The concept behind it sounds like a dare: take the Hadoop NoSQL data store and use it to create a SQL relational database solution that can scale as easily as Hadoop. After a beta testing period that began in May of 2014, it’s available to integrate with traditional Hadoop jobs and backed by a support program that lets enterprises migrate existing workloads from Oracle, MySQL, and other traditional databases.
There is enhanced interest in a lambda-based systems. A database that is the open-source dual-engine RDBMS for mixed operational and analytical workloads, powered by Hadoop and Spark would prove to be very interesting.
This is what the Splice Machine claims to do. A RDBMS that executes operational workloads on Apache HBase® and analytical workloads on Apache Spark.
It says that it makes it easy to create modern, real-time, scaleable applications or to offload operational and analytical workloads from expensive Oracle, Teradata, and Netezza systems. The RDBMS has all of the key functionality of industrial SQL databases but on a scale-out architecture typically found in less functional NoSQL systems.
The Splice Machine RDBMS claims to support:
- Optimized Joins
- Secondary indexes
- ACID Transactions
- Concurrent small reads and writes (CRUD operations)
- Stored Procedures
- Window Functions
It claims to be like a Lambda Architecture in-a-box. They say that they make it very easy to use specialized compute engines for the right workload but do not require the developer to integrate those engines. Developers can use standard SQL to ingest, access, update, and analyze the database without worrying about what compute engine to use because the Splice Machine optimizer picks the right compute engine, already integrated, based on the nature of the query.
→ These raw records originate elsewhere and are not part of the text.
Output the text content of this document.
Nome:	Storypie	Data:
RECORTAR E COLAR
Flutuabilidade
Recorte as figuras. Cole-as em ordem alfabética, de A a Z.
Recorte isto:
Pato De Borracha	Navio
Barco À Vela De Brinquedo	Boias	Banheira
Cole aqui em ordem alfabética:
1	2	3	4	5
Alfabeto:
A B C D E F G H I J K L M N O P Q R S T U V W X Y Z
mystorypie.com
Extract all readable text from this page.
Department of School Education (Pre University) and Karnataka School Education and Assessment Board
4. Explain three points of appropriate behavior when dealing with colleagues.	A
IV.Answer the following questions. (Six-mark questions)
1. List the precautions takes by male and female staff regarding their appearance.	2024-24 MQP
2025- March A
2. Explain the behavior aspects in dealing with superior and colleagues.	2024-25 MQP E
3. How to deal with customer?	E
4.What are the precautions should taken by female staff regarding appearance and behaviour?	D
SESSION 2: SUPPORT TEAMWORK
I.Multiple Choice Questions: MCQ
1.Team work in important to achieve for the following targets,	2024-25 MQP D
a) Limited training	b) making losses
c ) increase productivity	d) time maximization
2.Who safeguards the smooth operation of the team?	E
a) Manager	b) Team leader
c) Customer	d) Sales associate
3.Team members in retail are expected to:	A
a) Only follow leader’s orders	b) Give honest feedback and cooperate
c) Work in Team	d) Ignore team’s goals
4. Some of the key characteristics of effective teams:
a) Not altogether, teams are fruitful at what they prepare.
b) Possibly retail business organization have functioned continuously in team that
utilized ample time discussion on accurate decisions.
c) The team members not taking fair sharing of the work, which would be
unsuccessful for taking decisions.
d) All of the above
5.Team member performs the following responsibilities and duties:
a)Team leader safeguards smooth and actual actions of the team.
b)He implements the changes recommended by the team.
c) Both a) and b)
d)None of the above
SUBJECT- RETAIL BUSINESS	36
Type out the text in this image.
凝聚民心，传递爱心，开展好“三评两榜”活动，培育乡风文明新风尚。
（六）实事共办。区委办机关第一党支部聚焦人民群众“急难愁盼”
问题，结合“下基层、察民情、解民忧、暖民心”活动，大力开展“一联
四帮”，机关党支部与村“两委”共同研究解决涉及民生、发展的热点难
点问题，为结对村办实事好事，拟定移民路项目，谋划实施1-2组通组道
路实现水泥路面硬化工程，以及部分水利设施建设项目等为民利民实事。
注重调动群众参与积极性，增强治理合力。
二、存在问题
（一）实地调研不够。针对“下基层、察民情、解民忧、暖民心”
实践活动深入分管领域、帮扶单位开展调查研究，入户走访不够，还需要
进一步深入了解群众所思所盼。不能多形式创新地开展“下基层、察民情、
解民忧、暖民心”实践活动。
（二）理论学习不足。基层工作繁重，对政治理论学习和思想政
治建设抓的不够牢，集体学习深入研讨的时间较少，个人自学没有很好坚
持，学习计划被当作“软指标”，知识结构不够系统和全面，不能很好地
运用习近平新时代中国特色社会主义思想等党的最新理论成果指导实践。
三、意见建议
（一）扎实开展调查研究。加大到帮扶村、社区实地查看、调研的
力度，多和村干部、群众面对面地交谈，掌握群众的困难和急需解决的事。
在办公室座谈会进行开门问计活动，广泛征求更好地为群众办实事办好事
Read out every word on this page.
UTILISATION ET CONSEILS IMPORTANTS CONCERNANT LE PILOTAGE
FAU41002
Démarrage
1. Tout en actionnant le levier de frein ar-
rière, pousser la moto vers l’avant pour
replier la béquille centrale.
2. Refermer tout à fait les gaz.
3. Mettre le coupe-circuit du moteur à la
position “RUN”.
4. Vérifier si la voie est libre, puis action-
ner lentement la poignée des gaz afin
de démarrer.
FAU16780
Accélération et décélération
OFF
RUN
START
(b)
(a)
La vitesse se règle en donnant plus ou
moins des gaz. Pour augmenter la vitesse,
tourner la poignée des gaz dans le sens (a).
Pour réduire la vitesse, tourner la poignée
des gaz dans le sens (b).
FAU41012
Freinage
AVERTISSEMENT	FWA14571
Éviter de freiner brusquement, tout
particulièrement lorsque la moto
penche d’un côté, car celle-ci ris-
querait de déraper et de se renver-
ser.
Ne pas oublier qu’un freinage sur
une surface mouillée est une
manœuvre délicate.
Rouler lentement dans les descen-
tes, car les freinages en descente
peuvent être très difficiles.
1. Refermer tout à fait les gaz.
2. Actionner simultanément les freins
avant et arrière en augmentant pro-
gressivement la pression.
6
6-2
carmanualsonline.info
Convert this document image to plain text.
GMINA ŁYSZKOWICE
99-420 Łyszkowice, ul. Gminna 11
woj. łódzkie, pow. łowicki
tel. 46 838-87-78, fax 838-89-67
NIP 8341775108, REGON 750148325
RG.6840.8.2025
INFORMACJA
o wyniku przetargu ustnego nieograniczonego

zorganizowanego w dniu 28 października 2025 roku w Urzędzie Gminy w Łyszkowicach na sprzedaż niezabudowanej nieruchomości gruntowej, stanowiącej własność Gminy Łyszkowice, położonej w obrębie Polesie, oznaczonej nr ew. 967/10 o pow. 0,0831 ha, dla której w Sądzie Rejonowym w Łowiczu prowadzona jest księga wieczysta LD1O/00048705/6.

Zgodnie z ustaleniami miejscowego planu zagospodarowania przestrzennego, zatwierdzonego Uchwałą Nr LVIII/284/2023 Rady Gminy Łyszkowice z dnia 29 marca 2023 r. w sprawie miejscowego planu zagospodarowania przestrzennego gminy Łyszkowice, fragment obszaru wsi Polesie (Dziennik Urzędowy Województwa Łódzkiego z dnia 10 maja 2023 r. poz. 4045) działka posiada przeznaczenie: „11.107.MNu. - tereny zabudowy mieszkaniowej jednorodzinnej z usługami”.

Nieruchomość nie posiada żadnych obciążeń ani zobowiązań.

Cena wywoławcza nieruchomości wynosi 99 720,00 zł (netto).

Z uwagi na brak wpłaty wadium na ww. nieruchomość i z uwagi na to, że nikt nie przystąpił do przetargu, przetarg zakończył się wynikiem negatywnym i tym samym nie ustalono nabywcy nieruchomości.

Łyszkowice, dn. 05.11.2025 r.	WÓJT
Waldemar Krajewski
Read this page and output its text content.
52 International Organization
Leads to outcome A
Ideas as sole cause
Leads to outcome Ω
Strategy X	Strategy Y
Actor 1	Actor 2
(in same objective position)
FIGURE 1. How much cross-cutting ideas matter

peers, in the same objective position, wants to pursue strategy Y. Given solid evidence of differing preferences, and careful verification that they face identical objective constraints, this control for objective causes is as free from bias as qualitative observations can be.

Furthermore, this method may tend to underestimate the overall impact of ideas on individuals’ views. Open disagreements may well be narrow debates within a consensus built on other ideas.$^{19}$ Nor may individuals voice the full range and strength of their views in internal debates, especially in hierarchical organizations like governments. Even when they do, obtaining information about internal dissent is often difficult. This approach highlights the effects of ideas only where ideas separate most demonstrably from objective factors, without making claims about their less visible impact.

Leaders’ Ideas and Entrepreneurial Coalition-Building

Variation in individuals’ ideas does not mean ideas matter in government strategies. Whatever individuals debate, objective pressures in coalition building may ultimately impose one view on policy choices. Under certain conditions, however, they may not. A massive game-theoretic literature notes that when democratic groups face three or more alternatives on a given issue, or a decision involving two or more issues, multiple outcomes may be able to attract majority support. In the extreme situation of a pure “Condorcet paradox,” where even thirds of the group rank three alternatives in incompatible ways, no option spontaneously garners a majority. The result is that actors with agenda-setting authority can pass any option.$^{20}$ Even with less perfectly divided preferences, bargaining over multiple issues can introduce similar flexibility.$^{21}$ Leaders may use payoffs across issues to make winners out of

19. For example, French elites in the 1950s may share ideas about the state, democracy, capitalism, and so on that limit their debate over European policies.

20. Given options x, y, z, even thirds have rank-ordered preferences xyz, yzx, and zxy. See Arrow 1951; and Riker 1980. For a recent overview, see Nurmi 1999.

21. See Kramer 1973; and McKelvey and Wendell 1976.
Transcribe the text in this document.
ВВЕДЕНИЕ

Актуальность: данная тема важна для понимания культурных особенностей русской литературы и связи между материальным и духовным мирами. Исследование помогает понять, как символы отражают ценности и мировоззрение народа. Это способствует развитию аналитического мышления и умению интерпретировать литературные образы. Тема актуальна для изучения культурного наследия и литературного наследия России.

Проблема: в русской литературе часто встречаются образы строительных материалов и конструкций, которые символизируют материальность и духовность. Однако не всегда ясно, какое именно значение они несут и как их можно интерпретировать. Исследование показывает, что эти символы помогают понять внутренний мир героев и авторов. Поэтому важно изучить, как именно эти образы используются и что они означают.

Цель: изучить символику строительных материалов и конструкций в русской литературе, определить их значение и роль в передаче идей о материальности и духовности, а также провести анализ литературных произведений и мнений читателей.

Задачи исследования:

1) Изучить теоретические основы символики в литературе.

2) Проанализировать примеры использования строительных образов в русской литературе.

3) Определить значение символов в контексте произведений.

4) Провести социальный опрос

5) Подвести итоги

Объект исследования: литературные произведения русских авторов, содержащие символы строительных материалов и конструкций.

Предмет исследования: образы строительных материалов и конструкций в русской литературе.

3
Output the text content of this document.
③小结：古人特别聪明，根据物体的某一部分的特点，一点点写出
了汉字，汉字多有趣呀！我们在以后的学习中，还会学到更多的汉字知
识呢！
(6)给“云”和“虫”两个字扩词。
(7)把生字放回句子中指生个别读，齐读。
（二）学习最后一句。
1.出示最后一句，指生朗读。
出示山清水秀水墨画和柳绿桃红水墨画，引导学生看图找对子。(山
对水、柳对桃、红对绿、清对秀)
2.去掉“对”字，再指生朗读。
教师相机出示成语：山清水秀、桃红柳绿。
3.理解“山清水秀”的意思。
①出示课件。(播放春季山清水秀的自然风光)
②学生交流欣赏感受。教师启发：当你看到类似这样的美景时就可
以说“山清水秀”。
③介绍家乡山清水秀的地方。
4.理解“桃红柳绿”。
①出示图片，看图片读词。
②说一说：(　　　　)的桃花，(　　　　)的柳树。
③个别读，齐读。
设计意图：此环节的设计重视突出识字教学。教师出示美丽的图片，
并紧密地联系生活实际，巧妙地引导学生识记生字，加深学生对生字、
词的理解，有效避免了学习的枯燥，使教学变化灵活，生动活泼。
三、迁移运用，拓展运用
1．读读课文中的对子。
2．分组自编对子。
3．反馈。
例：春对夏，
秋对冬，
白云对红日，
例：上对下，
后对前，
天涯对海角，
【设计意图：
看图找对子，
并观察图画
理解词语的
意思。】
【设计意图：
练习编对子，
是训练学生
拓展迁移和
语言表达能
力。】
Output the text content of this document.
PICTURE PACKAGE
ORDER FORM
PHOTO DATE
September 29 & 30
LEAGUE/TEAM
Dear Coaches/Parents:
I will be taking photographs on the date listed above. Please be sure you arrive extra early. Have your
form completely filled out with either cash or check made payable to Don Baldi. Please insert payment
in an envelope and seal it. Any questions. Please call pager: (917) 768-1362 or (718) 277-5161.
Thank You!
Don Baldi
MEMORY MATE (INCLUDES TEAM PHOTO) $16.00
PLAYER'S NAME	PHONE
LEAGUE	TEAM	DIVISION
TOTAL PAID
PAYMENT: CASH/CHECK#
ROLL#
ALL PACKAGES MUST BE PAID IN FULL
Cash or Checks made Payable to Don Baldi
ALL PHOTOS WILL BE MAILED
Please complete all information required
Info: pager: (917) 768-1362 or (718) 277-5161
In the age of Big Data, companies need applications to provide the right results, right now, to users. Since thousands, if not millions, of people are reading and updating data simultaneously, high concurrency of small reads and writes are vital to act on this data in real time. Data warehouses, MPP databases and in-memory analytics databases do not have the ability to achieve high levels of concurrency, making them inadequate for operational applications.
When first introduced, Splice Machine faced a major obstacle to adoption: It wasn’t a drop-in replacement for existing RDBMS’s like Oracle, IBM DB2, Microsoft SQL Server, or MySQL. To get around that, Splice Machine is offering a support program called Safe Journey, which gives Splice Machine customers a migration path from their existing database solutions. It includes features like converting database stored procedures, which must be rewritten in Java to work in Splice Machine.
Splice Machine’s roots in a slew of open source projects open up the possibility that a competing Hadoop or RDBMS vendor will re-create Splice Machine’s innovations using the same open source bits. The results could then be relicensed more liberally since Splice Machine isn’t offered under an open source license.
Granted, Splice Machine has a free version of the product, but it’s offered only to companies “less than five years old and less than $10 million in revenues.”